The Wangs vs. the World

It was something that Charles had always known. Look at magazines. Women’s magazines were all about feeling something. There was advice on how to feel pretty, how to feel love, how to feel happy, all sold to you by making you feel like you were none of those things. Men’s magazines, on the other hand, were about making money, going places, having sex with beautiful women, and eating rare or bloody things. Passions, not emotions.

He had pleased himself with that thought whenever he looked over the piles of glossy business magazines commingling with the fashion books in the waiting room of his office: Fortune pairing with Vogue, Elle and Marie Claire splayed across Fast Company, staid Inc. and Money getting their kicks with V, SmartMoney sticking it to Glamour. Those magazines had always made him feel vaguely sorry for women, as much as he admired them and lusted after them.

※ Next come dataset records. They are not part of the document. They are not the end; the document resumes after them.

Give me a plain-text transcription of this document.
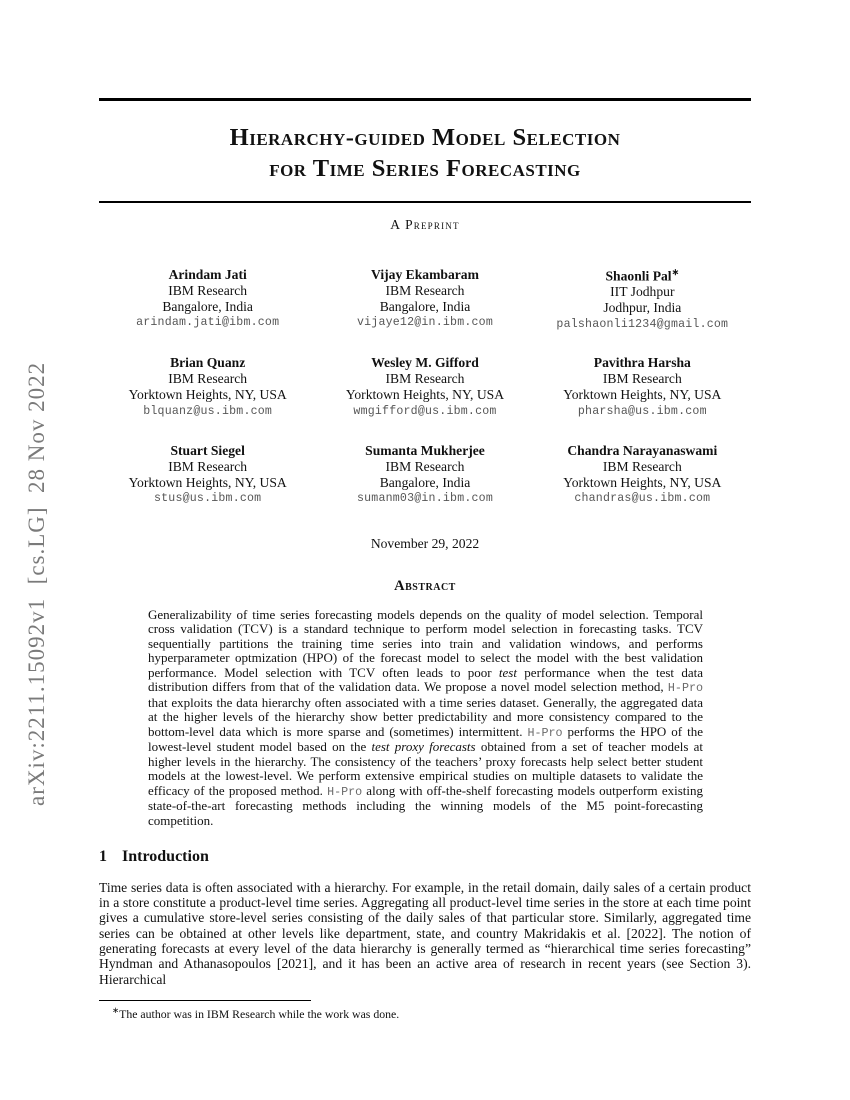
arXiv:2211.15092v1  [cs.LG]  28 Nov 2022
Hierarchy-guided Model Selection
for Time Series Forecasting
A Preprint
Arindam Jati
IBM Research
Bangalore, India
arindam.jati@ibm.com
Vijay Ekambaram
IBM Research
Bangalore, India
vijaye12@in.ibm.com
Shaonli Pal∗
IIT Jodhpur
Jodhpur, India
palshaonli1234@gmail.com
Brian Quanz
IBM Research
Yorktown Heights, NY, USA
blquanz@us.ibm.com
Wesley M. Gifford
IBM Research
Yorktown Heights, NY, USA
wmgifford@us.ibm.com
Pavithra Harsha
IBM Research
Yorktown Heights, NY, USA
pharsha@us.ibm.com
Stuart Siegel
IBM Research
Yorktown Heights, NY, USA
stus@us.ibm.com
Sumanta Mukherjee
IBM Research
Bangalore, India
sumanm03@in.ibm.com
Chandra Narayanaswami
IBM Research
Yorktown Heights, NY, USA
chandras@us.ibm.com
November 29, 2022
Abstract

Generalizability of time series forecasting models depends on the quality of model selection. Temporal cross validation (TCV) is a standard technique to perform model selection in forecasting tasks. TCV sequentially partitions the training time series into train and validation windows, and performs hyperparameter optmization (HPO) of the forecast model to select the model with the best validation performance. Model selection with TCV often leads to poor test performance when the test data distribution differs from that of the validation data. We propose a novel model selection method, H-Pro that exploits the data hierarchy often associated with a time series dataset. Generally, the aggregated data at the higher levels of the hierarchy show better predictability and more consistency compared to the bottom-level data which is more sparse and (sometimes) intermittent. H-Pro performs the HPO of the lowest-level student model based on the test proxy forecasts obtained from a set of teacher models at higher levels in the hierarchy. The consistency of the teachers’ proxy forecasts help select better student models at the lowest-level. We perform extensive empirical studies on multiple datasets to validate the efficacy of the proposed method. H-Pro along with off-the-shelf forecasting models outperform existing state-of-the-art forecasting methods including the winning models of the M5 point-forecasting competition.

1 Introduction

Time series data is often associated with a hierarchy. For example, in the retail domain, daily sales of a certain product in a store constitute a product-level time series. Aggregating all product-level time series in the store at each time point gives a cumulative store-level series consisting of the daily sales of that particular store. Similarly, aggregated time series can be obtained at other levels like department, state, and country Makridakis et al. [2022]. The notion of generating forecasts at every level of the data hierarchy is generally termed as “hierarchical time series forecasting” Hyndman and Athanasopoulos [2021], and it has been an active area of research in recent years (see Section 3). Hierarchical

∗The author was in IBM Research while the work was done.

Charles remembered reading something in one of the magazines—Fortune, he thought it was—back in the early days of the millennium, when it had seemed like nothing he did could possibly go wrong. “Companies fail the way Ernest Hemingway wrote about going broke,” the writer had said. “Gradually, and then suddenly.” That was exactly what it had been like for Charles, though even the gradual part had been very, very sudden.



Emotion was the culprit.

Really, Charles’s mistake had been as dumb as keeping all his cash in a box under the bed and then getting drunk and chatty with a thieving locksmith.

For years he’d expanded judiciously, buying factories only when demand raged or prices dropped, but suddenly, simultaneously, sales of three of the brands that he manufactured had skyrocketed, bringing a jump in orders and an influx of cash. The money needed to be reinvested in order to avoid a big tax hit, and Charles’s competitive streak was stoked. Why stay in the background, churning out goods for small-time makeup artists, when, in fact, he was the visionary? If it was all about the verticals, then he should be getting right in front of the consumer with his own product. Why let these amateurs earn the giant markup? Charles Wang knew what the world wanted, and he was going to give it to them.

But to do it right, he needed more cash.



In certain dark moments, Charles allowed the conversation to replay in his mind. Each time the turning point loomed larger, each time his own failings stood out more harshly.



Really, it was a series of strikes.



ONE:

Marco Perozzi, the banker he was accustomed to dealing with, was gone.

In his place, J. Marshall “Call me Marsh” Weymouth.

Charles was not a man who believed in the false familiarity of nicknames.

TWO:

It was 2006.

The Fed had just raised interest rates to 5.25 percent and threatened to go higher.

Charles was a man who knew that when governments made threats they tended to keep their word.

THREE:

The luxury cosmetics market was worth $6 billion.

The largely untapped ethnic cosmetics market was worth a potential $3 billion.

Charles was a man who believed in potential.



Right, wrong, wrong.



“Marsh,” Charles had said, wielding the nickname like a hundred prep-school roommates and fellow eating-club members had done before him, “no one is doing this right now. We can make fortunes!”

Marsh twisted his signet ring. He looked at the line of products that Charles had arranged on the long obsidian tabletop and fiddled with the trackpad of the laptop that Charles used for his presentation.

“What are your intentions in creating this line, Mr. Wang?”

“Intention? To make money.”

The banker shifted again. “Is that it?”

Charles was confused. He had already talked about his growth strategy, about the buying power of nonwhite women, about the success of other targeted makeup lines, about his stellar supply chain and his plans for distribution.

“What else is there?” asked Charles.

Marsh leaned back dispassionately, dismissively.

“Business is no place for politics,” he said.

“Politics?”

“The fight for inclusion is a worthy fight,” said Marsh, “but it’s not one that traditionally yields high financial returns.”

Who did this wan, overbred man think Charles Wang was? Some sort of brown-people revolutionary with a tube of red lipstick in his raised fist and an ammo belt strung with eyelash curlers?

“This is not some NAACP for eye shadow, Marsh. Do you know what the markup is on cosmetics even when label is buying straight from manufacturer? Seventy-eight percent! Do you know how much I can make, since I make it all myself? Ninety-five percent markup! The research is there. The market is open. I know how to sell. I have mucho skin in the game. I only need more capital; not so much money for very substantial return.”

“No one is questioning your business sense, Mr. Wang. You’ve clearly been very successful so far. It’s my experience, though, that businesses created to do some perceived good rarely achieve that goal.”

That asshole. Worse than the Communists, with words that confirmed their meaning by denying it.

“We simply like to be certain that our money is being used to make more of it.”



Charles thought longingly of Perozzi, his former point man at the bank. They had enjoyed a nearly perfect borrower-banker relationship. Charles requested; Marco assented. Charles prospered; Marco collected. What more was there?